Fermentazione: Alcolica vs. Lattica
Per comprendere appieno il lievito madre, è fondamentale conoscere i principi della fermentazione. Nella fermentazione alcolica, i protagonisti sono microrganismi come il Saccharomyces cerevisiae, presente sulla buccia dell'uva e nel lievito di birra. Questi producono alcol e anidride carbonica, responsabile dell'alveolatura del pane.
Nel lievito madre, invece, si crea un equilibrio dinamico tra diverse specie di lieviti (Saccharomyces e altri) e batteri lattici del genere Lactobacillus (come brevis, sanfranciscensis, casei, plantarum, acidophilus).

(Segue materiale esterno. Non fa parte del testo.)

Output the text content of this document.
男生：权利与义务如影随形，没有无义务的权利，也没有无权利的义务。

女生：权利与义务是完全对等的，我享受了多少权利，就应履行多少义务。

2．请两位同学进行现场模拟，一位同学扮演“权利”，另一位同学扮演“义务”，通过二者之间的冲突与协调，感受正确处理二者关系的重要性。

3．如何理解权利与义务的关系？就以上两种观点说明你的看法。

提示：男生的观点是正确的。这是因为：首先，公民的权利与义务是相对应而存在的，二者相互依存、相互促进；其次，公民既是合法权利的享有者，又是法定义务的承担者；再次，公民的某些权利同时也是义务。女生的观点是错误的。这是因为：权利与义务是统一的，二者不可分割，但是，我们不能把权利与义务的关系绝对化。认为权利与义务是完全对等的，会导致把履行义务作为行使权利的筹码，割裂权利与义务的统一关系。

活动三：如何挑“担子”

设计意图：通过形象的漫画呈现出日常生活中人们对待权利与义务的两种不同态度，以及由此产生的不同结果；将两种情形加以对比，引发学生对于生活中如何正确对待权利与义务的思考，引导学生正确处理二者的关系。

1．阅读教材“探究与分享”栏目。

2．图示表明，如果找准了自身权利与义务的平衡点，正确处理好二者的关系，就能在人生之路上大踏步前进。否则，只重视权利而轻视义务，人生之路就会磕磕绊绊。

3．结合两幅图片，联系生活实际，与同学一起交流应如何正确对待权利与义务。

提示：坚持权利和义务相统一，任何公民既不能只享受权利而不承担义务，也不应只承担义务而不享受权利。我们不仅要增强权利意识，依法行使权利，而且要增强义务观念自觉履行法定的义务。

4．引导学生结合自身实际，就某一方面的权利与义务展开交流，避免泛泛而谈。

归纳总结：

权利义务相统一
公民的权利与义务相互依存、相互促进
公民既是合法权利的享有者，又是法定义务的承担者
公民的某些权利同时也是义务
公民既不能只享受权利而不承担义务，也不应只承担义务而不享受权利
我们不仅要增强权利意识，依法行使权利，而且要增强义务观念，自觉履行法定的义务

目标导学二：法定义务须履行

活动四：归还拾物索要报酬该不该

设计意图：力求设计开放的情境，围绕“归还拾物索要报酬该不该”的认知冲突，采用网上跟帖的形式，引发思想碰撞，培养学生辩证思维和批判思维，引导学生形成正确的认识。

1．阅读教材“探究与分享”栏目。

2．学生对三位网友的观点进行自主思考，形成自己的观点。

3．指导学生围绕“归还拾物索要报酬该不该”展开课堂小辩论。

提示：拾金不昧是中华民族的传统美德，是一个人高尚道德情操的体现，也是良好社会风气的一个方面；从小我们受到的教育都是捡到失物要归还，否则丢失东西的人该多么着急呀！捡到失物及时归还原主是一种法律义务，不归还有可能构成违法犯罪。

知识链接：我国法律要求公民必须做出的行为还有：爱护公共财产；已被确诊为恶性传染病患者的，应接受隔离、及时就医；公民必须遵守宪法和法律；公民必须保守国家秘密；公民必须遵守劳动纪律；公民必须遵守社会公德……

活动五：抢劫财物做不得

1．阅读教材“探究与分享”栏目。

Questi batteri possono essere omofermentanti o eterofermentanti.
Un vantaggio significativo della fermentazione lattica è la proteolisi, ovvero la predigestione delle proteine, che risulta più intensa rispetto alla fermentazione alcolica. Questo rende gli impasti più digeribili. Il pane fatto con lievito naturale ha un aroma più intenso, un sapore e una fragranza particolari, una migliore disponibilità di minerali, si conserva più a lungo ed è più sano e digeribile.
Creazione del Lievito Madre: Un Processo Spontaneo
Il lievito madre si prepara tradizionalmente lasciando acidificare acqua e farina per diversi giorni, un processo che si avvia grazie ai microrganismi già presenti negli ingredienti e nell'ambiente. Inizialmente, si sviluppa un insieme di specie microbiche, alcune delle quali potrebbero essere patogene, ma che vengono inattivate man mano che il lievito matura, sostituite dai lieviti e dai batteri lattici benefici.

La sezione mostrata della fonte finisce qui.